108 A. 540 | Conn. | 1919

The plaintiff is called city treasurer in some parts of the record, and town treasurer in others, as though the terms were alternative and interchangeable. Nothing amounting to a serious misdescription is apparent, but the matter invites comment lest we otherwise seem to sanction a loose practice quite capable of working serious mischief if persisted in.

The plea in abatement was conclusively disposed of on issues of fact, and one of its grounds was that the plaintiff, as treasurer, had not authorized the bringing of this action. This was determined against the defendants, and no foundation has been laid for questioning the correctness of the ruling.

It is urged as error that the plaintiff's official standing as treasurer was not established. It need not have been until questioned, and it does not appear that the challenge came until after the default. It was then too late. the default necessarily recognized and settled the plaintiff's status and his right to sue. For the same reason, the attacks upon the validity of the bond are without effect as the record discloses them. They went essentially to the merits of the action, and were available only as matters of defense. But the default conclusively admitted the cause of action as alleged, and precluded a defense. Lamphear v. Buckingham,33 Conn. 237, 250. It conceded the plaintiff's right to a judgment, and left open for determination the single question of amount.

Several assignments of error rest upon alleged rulings in the admission or rejection of testimony. The finding wholly ignores the subject, and nothing in the record warrants us in assuming that any such rulings were made. *247

Error is also predicated upon the court's denial of a so-called motion for a nonsuit on the hearing in damages. This mere statement would dispose of the claim, even if the silence of the record upon the matter permitted us to assume that a motion so foreign to the procedure involved was injected into it.

The one remaining ground of error is based upon the overruling of the demurrer.
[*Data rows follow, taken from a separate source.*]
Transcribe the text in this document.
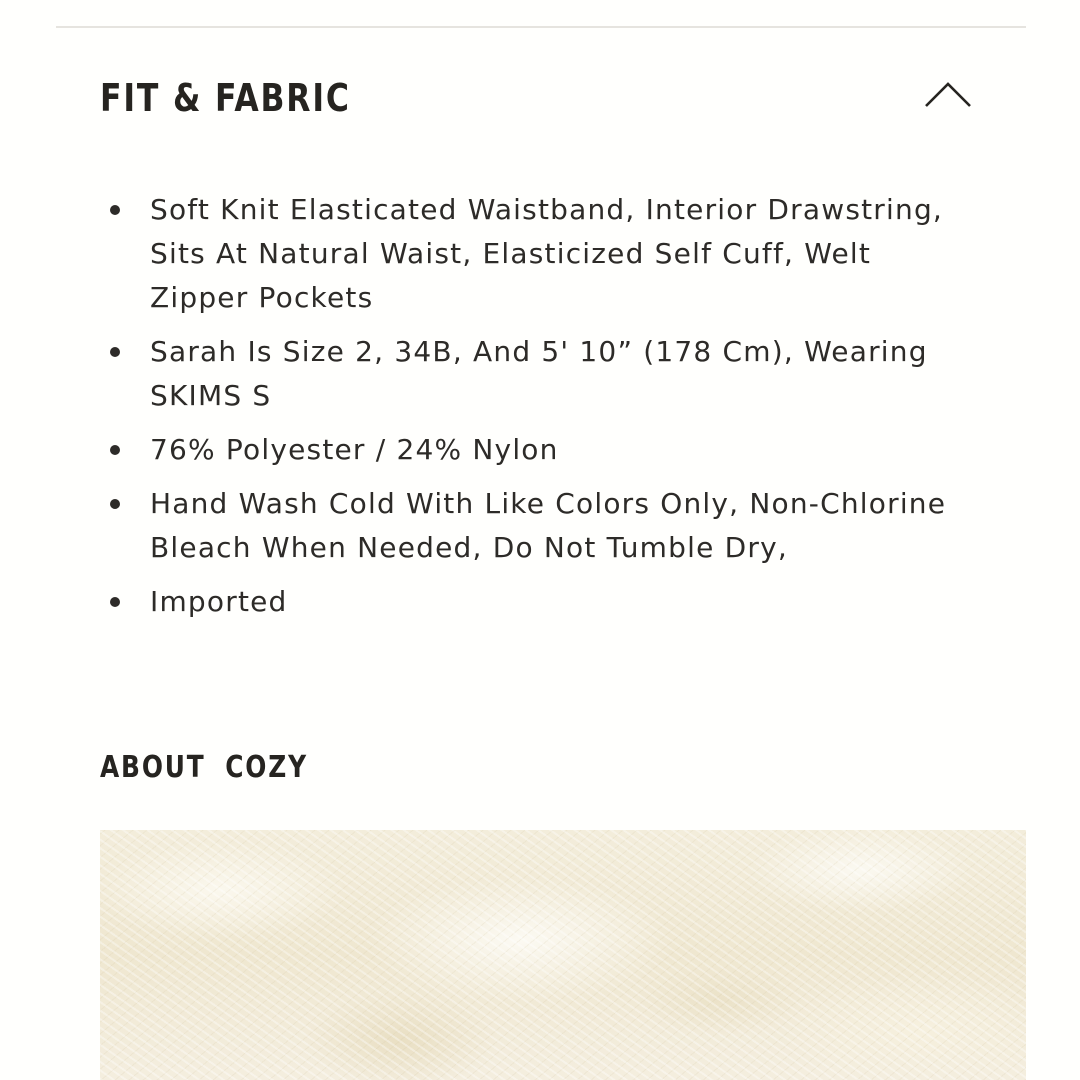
FIT & FABRIC
Soft Knit Elasticated Waistband, Interior Drawstring,
Sits At Natural Waist, Elasticized Self Cuff, Welt
Zipper Pockets
Sarah Is Size 2, 34B, And 5' 10” (178 Cm), Wearing
SKIMS S
76% Polyester / 24% Nylon
Hand Wash Cold With Like Colors Only, Non-Chlorine
Bleach When Needed, Do Not Tumble Dry,
Imported
ABOUT COZY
Here the substance of the defendants' claim is that no right to sue upon the bond accrued until the plaintiff, or other proper authority, had actually furnished support to the woman because of Litvin's default. This is not so. The bond itself, to which we must look for the strict measure of the accountability of the obligors, contains no such qualification. They were answerable upon it when their refusal to meet their undertaking was complete. The liability was neither contingent upon an actual prior disbursement of money for the woman's support, nor limited in any sense to the amount of such payments made before the commencement of the action. They are accountable to the full measure of their default, and it was not a prerequisite of the treasurer's right to a recovery of this amount, that support had already been furnished by the authorities charged with that duty under § 6418 of the General Statutes.

In so far as we may assume from the record that these same claims were urged upon the hearing as bearing upon the amount which the plaintiff was entitled to recover, they are disposed of by what has been said of the ruling upon the demurrer.

There is no error.

In this opinion the other judges concurred.